Aux Etats-Unis, l’astrologie est peut-être une industrie florissante, mais elle n’en demeure pas moins passablement artisanale, plus proche du rebouteux du xvine siècle que d’une multinationale moderne. Des milliers d’astrologues c-offrent leurs services, tantôt sur le pas de leur porte. tantôt dans d’innombrables livres qui encombrent toutes les librairies de quartier, tantôt encore dans une abondante moisson d’articles de journaux. Mais un nombre étonnant d’entre eux se contentent d’attirer leur clientèle par de simples petites annonces de trois ou quatre lignes qu’ils font paraître dans les journaux et revues du pays.

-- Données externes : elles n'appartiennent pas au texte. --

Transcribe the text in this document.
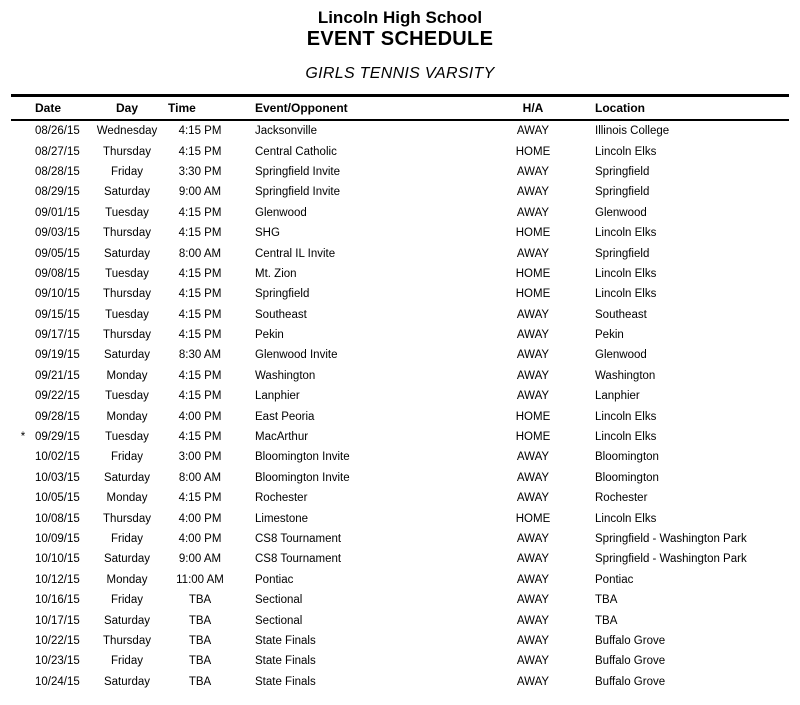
Lincoln High School
EVENT SCHEDULE
GIRLS TENNIS VARSITY
	Date	Day	Time	Event/Opponent	H/A	Location
	08/26/15	Wednesday	4:15 PM	Jacksonville	AWAY	Illinois College
	08/27/15	Thursday	4:15 PM	Central Catholic	HOME	Lincoln Elks
	08/28/15	Friday	3:30 PM	Springfield Invite	AWAY	Springfield
	08/29/15	Saturday	9:00 AM	Springfield Invite	AWAY	Springfield
	09/01/15	Tuesday	4:15 PM	Glenwood	AWAY	Glenwood
	09/03/15	Thursday	4:15 PM	SHG	HOME	Lincoln Elks
	09/05/15	Saturday	8:00 AM	Central IL Invite	AWAY	Springfield
	09/08/15	Tuesday	4:15 PM	Mt. Zion	HOME	Lincoln Elks
	09/10/15	Thursday	4:15 PM	Springfield	HOME	Lincoln Elks
	09/15/15	Tuesday	4:15 PM	Southeast	AWAY	Southeast
	09/17/15	Thursday	4:15 PM	Pekin	AWAY	Pekin
	09/19/15	Saturday	8:30 AM	Glenwood Invite	AWAY	Glenwood
	09/21/15	Monday	4:15 PM	Washington	AWAY	Washington
	09/22/15	Tuesday	4:15 PM	Lanphier	AWAY	Lanphier
	09/28/15	Monday	4:00 PM	East Peoria	HOME	Lincoln Elks
*	09/29/15	Tuesday	4:15 PM	MacArthur	HOME	Lincoln Elks
	10/02/15	Friday	3:00 PM	Bloomington Invite	AWAY	Bloomington
	10/03/15	Saturday	8:00 AM	Bloomington Invite	AWAY	Bloomington
	10/05/15	Monday	4:15 PM	Rochester	AWAY	Rochester
	10/08/15	Thursday	4:00 PM	Limestone	HOME	Lincoln Elks
	10/09/15	Friday	4:00 PM	CS8 Tournament	AWAY	Springfield - Washington Park
	10/10/15	Saturday	9:00 AM	CS8 Tournament	AWAY	Springfield - Washington Park
	10/12/15	Monday	11:00 AM	Pontiac	AWAY	Pontiac
	10/16/15	Friday	TBA	Sectional	AWAY	TBA
	10/17/15	Saturday	TBA	Sectional	AWAY	TBA
	10/22/15	Thursday	TBA	State Finals	AWAY	Buffalo Grove
	10/23/15	Friday	TBA	State Finals	AWAY	Buffalo Grove
	10/24/15	Saturday	TBA	State Finals	AWAY	Buffalo Grove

Le secret du succès et du bonheur se trouve dans les étoiles. N’hésitez plus ! Ecrivez tout de suite à Naru !… 3 dollars. »

« Interprétations astrologiques… Résultats remarquables… Soeur Anne… Téléphonez ou écrivez… 3 dollars. »

« Astrologue psychique formé en Inde. Mère Ora vous révèle votre avenir à distance. Réponse par retour du courrier. Ecrivez aujourd’hui même. 4 dollars. »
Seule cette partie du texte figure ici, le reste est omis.